Once treated, the wood can be reinfected, especially if the wood is in close proximity to foreign species, or an infected native wood. The heat treatment only sanitizes the wood for that moment; re-infestation is possible indeed. So, a phyto certificate is almost useless for the PPB.

Once there is a coating or finish on the wood, the insects cannot lay their eggs on a smooth surface.

Note that if the kiln is at 140 F, the wood is most likely not at 133 F throughout. Most of the time we need to have the kiln at 160 F or so. Contributor K, you may be okay, but another heat treatment at a hotter temperature is probably best.

It is really rare to have the lyctid PPB in kiln dried maple, as the wood is so smooth that the insect cannot find a place to lay its eggs (a nook or cranny). There are other insects that can get into wetter wood. Note that the lyctid PPB holes are 1/32" to 1/16" in diameter. Contributor K, did you see very small holes initially?

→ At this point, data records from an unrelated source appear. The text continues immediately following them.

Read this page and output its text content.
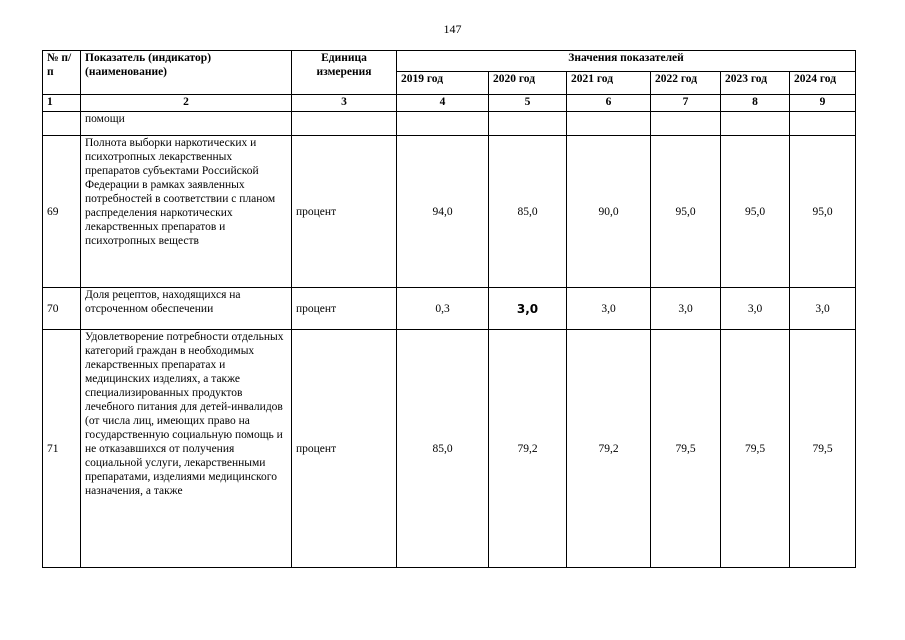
147
№ п/п	Показатель (индикатор) (наименование)	Единица измерения	Значения показателей					
			2019 год	2020 год	2021 год	2022 год	2023 год	2024 год
1	2	3	4	5	6	7	8	9
	помощи							
69	Полнота выборки наркотических и психотропных лекарственных препаратов субъектами Российской Федерации в рамках заявленных потребностей в соответствии с планом распределения наркотических лекарственных препаратов и психотропных веществ	процент	94,0	85,0	90,0	95,0	95,0	95,0
70	Доля рецептов, находящихся на отсроченном обеспечении	процент	0,3	3,0	3,0	3,0	3,0	3,0
71	Удовлетворение потребности отдельных категорий граждан в необходимых лекарственных препаратах и медицинских изделиях, а также специализированных продуктов лечебного питания для детей-инвалидов (от числа лиц, имеющих право на государственную социальную помощь и не отказавшихся от получения социальной услуги, лекарственными препаратами, изделиями медицинского назначения, а также	процент	85,0	79,2	79,2	79,5	79,5	79,5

Contributor R, hopefully you had a good technical advisor and maybe a lawyer that could indicate that the wood was defective when you got it and that it was not recognizable by you, so you are not the one to pay the damages, but your supplier is. In fact, if the wood was infected, you should have seen evidence when you machined it. I would look for poor storage.

From contributor K:
Yes, the holes were in the wood from the start, but the log stayed on the ground a while. The holes are small and look like it was stabbed with an icepick. I can heat it again. With the heat I am using I struggle in the middle of winter to keep it as hot as needed to kill bugs, but should not have a problem now.

From Professor Gene Wengert, forum technical advisor:
If the insects came into the log, it is much more likely that they are the anobiid beetle, which does not like dry wood at all, but is a wetter wood insect. Did you notice that some of the holes had a slight dark ring at the edge of the hole? If so, that is the ambrosia beetle.